Many clinicians are reluctant to prescribe warfarin HD patients with AF for preventing thromboembolic events and a large number of HD patients with AF are not anticoagulated.[39] Perhaps this reflects physicians’ fear of potential harm caused by warfarin treatment and their uncertainty about trading off risks and benefits of warfarin. It is worthwhile to assess practising nephrologists/cardiologists’ current opinion and practice of warfarin therapy for stroke prevention in dialysis learn more patients. Although randomized control trials can be logistically very hard to design because of the complexity of the HD patients with AF, there is an urgent need for randomized control trials by using objective risk/benefit assessment tools to really arrive at a decision regarding this complex issue. Currently, it is difficult to provide a recommendation purely based on evidence as it is limited. However, we recommend that, an individualized holistic approach be taken in all HD patients with AF optimizing all potential risk factors of bleeding and ischemic stroke.

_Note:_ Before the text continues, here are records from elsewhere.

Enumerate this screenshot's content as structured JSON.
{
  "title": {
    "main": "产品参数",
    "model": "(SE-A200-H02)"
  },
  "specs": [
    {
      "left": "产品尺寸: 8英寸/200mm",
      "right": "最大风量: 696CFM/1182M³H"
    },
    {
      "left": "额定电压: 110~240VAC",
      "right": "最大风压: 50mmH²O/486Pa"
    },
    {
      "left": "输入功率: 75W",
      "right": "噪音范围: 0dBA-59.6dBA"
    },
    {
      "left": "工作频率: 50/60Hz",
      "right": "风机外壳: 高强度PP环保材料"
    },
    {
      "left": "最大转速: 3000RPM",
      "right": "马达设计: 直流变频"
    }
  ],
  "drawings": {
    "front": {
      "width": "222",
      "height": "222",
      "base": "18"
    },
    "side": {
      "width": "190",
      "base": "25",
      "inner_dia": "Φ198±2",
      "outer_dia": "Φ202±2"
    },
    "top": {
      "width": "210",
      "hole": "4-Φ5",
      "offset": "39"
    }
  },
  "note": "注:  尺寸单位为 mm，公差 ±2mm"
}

On the other hand, expression of the M2 marker genes encoding Arg1, Ym1, Fizz1, MR and IL-13 was severely impaired in Jmjd3−/− BM macrophages cultivated in the presence of M-CSF to induce M2 polarization, indicating that Jmjd3 is critical for M2 marker gene expression in BM macrophages. Although M-CSF-induced BM macrophages or chitin-induced peritoneal macrophages showed severe defects in M2 macrophage www.selleckchem.com/products/midostaurin-pkc412.html marker expression in the absence of Jmjd3, Jmjd3−/− BM macrophages were capable of upregulating expression of genes representative of M2 macrophages in response to IL-4 stimulation. These findings indicate that Jmjd3-mediated H3K27 demethylation is dispensable for the generation

of M2 polarization in response to IL-4, and suggest that M2 macrophages should be further subcategorized depending on the requirement of Jmjd3. Jmjd3 contains an N-terminal tetratricopeptide repeat domain and the JmjC domain in the C-terminus 32–34. The expression of the C-terminal part of Jmjd3 containing the JmjC domain, but not its demethylase-defective mutant, was sufficient to rescue M2 marker expression in Jmjd3−/− BM

macrophages. Therefore, Jmjd3 functions as a demethylase to induce M2 macrophage polarization, although recent studies show EPZ 6438 a demethylase-independent role in controlling chromatin remodeling together with T-box family transcription factors 40. Chromatin immunoprecipitation-sequencing (ChIP-Seq) analysis revealed that, in general, trimethyl H3K27 was enriched in the promoter regions close to the transcription start sites in BM macrophages. H3K27 of M2 marker genes, such as Arg1, Ym1 and Mrc1, were not trimethylated in the presence Bay 11-7085 or absence of Jmjd3, suggesting that the M2 marker genes are not directly controlled by Jmjd3 through histone modification. On the other hand, H3K27 trimethylation of transcription factors such as Irf4 and Cebpb was differentially regulated by wild-type and Jmjd3−/− macrophages. The expression of Irf4 was diminished in Jmjd3−/− macrophages, and its expression was restored

in a Jmjd3 demethylase-dependent manner. Indeed, Irf4−/− mice showed severe defects in M2 macrophage polarization in response to chitin administration and induction of BM macrophages in the presence of M-CSF. Although Jmjd3 also controls a set of transcription factors, Irf4 is one of the critical target genes responsible for controlling M2 macrophage polarization (Fig. 2). Differential involvement of IRF transcription factors can be important for M1 and M2 macrophage polarization. It was reported that IRF5 is involved in the differentiation of M1 macrophages, though it is currently unclear whether Irf5 is epigenetically controlled by histone modifications 41. Jmjd3 is specifically involved in M2 macrophage polarization without affecting M1, despite the fact that Jmjd3 is TLR-inducible in macrophages.